Além disso penso que é necessário atender a que na última década a "receita" de aumentar os gastos público para fazer crescer a economia até tem sido aplicada, mesmo em tempos de crescimento económico mundial. Ora o estado lamentável da nossa economia mostra que essa receita não funcionou no Portugal da UE no séc. XXI. E MC até explicava porquê em 2005: porque o dinheiro que o estado injecta na economia vai simplesmente sair e estimular a economia de outros países. Entretanto as dívidas são exclusivamente nossas.

Neste contexto não posso subscrever a apreciação que faz dos avisos públicos de MC. Há riscos sérios em enfrentar José Sócrates e o seu governo. Muitos portugueses têm sido perseguidos por dizerem verdades em público. Eventualmente MC poderá ter uma certa imunidade, mas tem sido certamente vítima de uma campanha mediática de todos os sectores da esquerda, que tentam rapidamente desqualificar o homem para não discutir a mensagem.

Outro aspecto que refere é se MC devia ter ido mais longe. Ora quanto a isto todos nós podemos ser postos em causa. Será que fomos tão longe quanto podíamos para evitar este estado de coisas? MC foi certamente mais longe do que muitos outros que preferiram estar calados ou que, falando, aceitaram cargos no estrangeiro de onde não podiam acompanhar a denúncia que vinham fazendo.

Aliás, se fôssemos por esta linha, eu perguntar-me-ia o que levou BE e PCP a defender o TGV (e outras obras) em Maio, quando a situação financeira do país era crítica. Quando o BE e o PCP apoiam politicamente algo que Ricardo Salgado considera fundamental e que é manifesto que vai tirar capacidade ao estado para prosseguir os seus fins sociais, o que devo pensar?

Em resumo, penso que é demasiado duro na apreciação que faz das posições de MC e que todos teríamos a ganhar se, em vez de pormos em causas as mensagens desqualificando os mensageiros (associando-os a doutrinas económicas com erros), analisássemos as mensagens pelo que elas valem.

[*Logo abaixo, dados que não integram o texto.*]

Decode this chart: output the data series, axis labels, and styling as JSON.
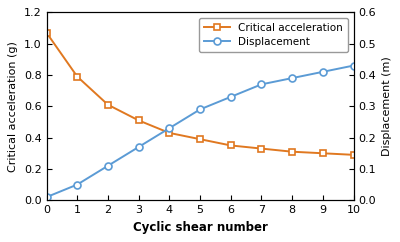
{
  "x": [
    0,
    1,
    2,
    3,
    4,
    5,
    6,
    7,
    8,
    9,
    10
  ],
  "critical_acceleration": [
    1.07,
    0.79,
    0.61,
    0.51,
    0.43,
    0.39,
    0.35,
    0.33,
    0.31,
    0.3,
    0.29
  ],
  "displacement": [
    0.01,
    0.05,
    0.11,
    0.17,
    0.23,
    0.29,
    0.33,
    0.37,
    0.39,
    0.41,
    0.43
  ],
  "accel_color": "#E07820",
  "disp_color": "#5B9BD5",
  "accel_label": "Critical acceleration",
  "disp_label": "Displacement",
  "xlabel": "Cyclic shear number",
  "ylabel_left": "Critical acceleration (g)",
  "ylabel_right": "Displacement (m)",
  "xlim": [
    0,
    10
  ],
  "ylim_left": [
    0,
    1.2
  ],
  "ylim_right": [
    0.0,
    0.6
  ],
  "yticks_left": [
    0.0,
    0.2,
    0.4,
    0.6,
    0.8,
    1.0,
    1.2
  ],
  "yticks_right": [
    0.0,
    0.1,
    0.2,
    0.3,
    0.4,
    0.5,
    0.6
  ],
  "xticks": [
    0,
    1,
    2,
    3,
    4,
    5,
    6,
    7,
    8,
    9,
    10
  ],
  "marker_accel": "s",
  "marker_disp": "o",
  "linewidth": 1.4,
  "markersize": 5,
  "background_color": "#ffffff"
}
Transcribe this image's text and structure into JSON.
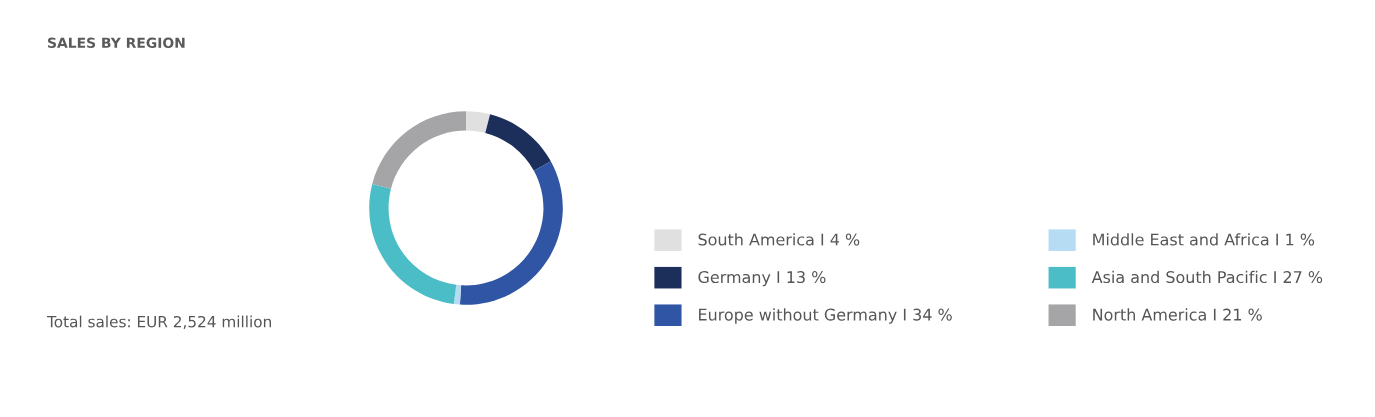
{
  "chart_data": {
    "type": "donut",
    "title": "SALES BY REGION",
    "categories": [
      "South America I 4 %",
      "Germany I 13 %",
      "Europe without Germany I 34 %",
      "Middle East and Africa I 1 %",
      "Asia and South Pacific I 27 %",
      "North America I 21 %"
    ],
    "values": [
      4,
      13,
      34,
      1,
      27,
      21
    ],
    "colors": [
      "#e0e0e0",
      "#1c2f5a",
      "#2f55a4",
      "#b5dcf2",
      "#4bbdc6",
      "#a5a4a6"
    ],
    "legend": "right",
    "annotations": [
      "Total sales: EUR 2,524 million"
    ]
  }
}
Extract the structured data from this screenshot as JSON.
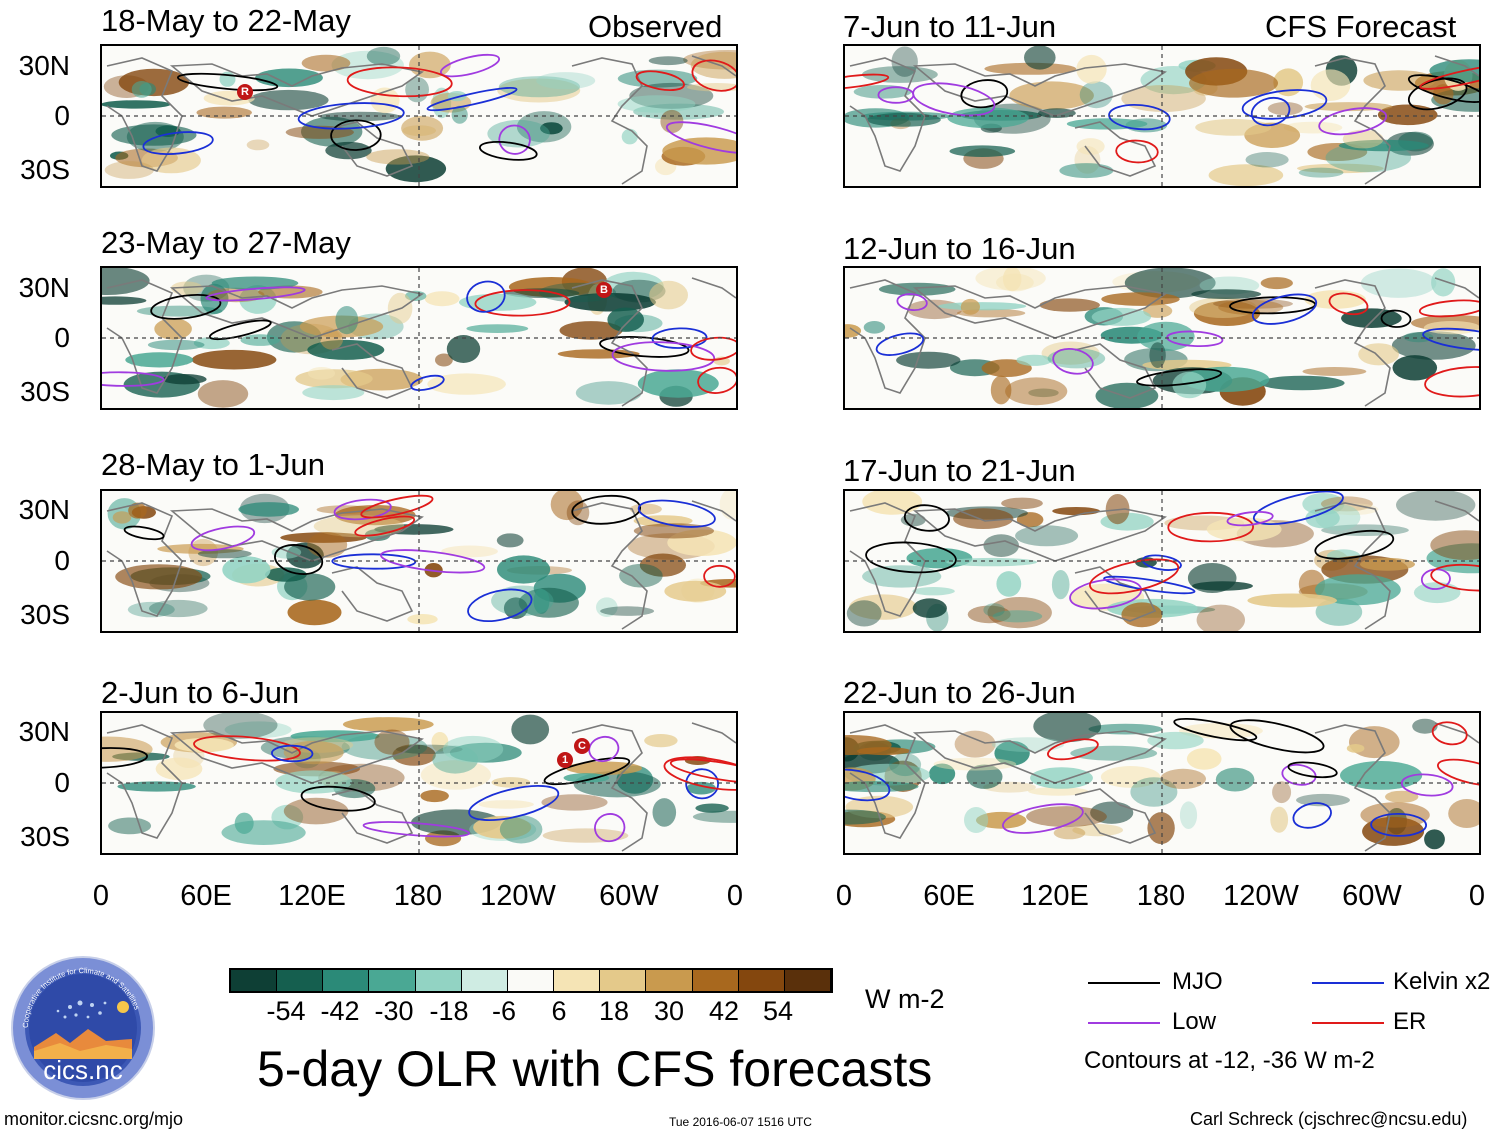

Finalmente, obrigado pela sua paciência em discutir tudo isto.

Manuel Rocha disse...

O que mais me incomoda no género de personagem que o senhor em questão tipifica é a desonestidade intelectual que o leva a facturar à opinião pública os créditos dos seus prognósticos acertados para vender a ideia de que a economia é uma ciência exacta alheia à politica e esta estanque a tudo o que a rodeia, nomeadamente à capacidade destas figuras mediáticas para fabricarem as "verdades" que anteciparam como simples consequência de serem capazes de por toda a gente a falar delas. Lá fora também não faltam Medinas Carreira a facturar adivinhações. É o caso do Sr Roubini, por exemplo.
Seria interessante se houvesse alguém com tempo, conhecimento e motivação para se dar ao trabalho de compilar todas as previsões falhadas destes e de outros adivinhos. Talvez então se ficasse com melhor ideia de que entre eles e os painéis de personalidades que nos jornais fazem as previsões para o próximo Benfica-Porto, as diferenças não são muitas.

Eduardo Miguel Pereira disse...

Um país endivida-se por duas razões.

1. Por má gestão dos seus Governantes.

e/ou

2. Por endividamento excessivo das pessoas.

Em Portugal, infelizmente, temos essas duas realidades, e isso é indesmentível. Penso que é por essa razão que MC usa a 1ª pessoa do plural.
Entendo o que o José Luiz quer dizer, sei, sabemos todos, que há uma grande quantidade de pessoas em Portugal que vivem em pobreza efectiva, mas uma boa parte da nossa classe média (sim, ainda temos classe média, ainda !), vive muito, mas muito acima das suas possiblidades, embalados pelo facilistismo do crédito que durante as duas ultimas décadas a Banca nacional tem proporcionado.
Juntando este sobreendividamento das famílias ás ruinosas governações que temos tido, chage-se facilmente ao estado actual.
O que está mal, agora, é que para resolver a questão sejamos apenas nós, o Povo, a ter de pagar a "factura".
E cá estou eu a usar também a 1ª pessoa do plural.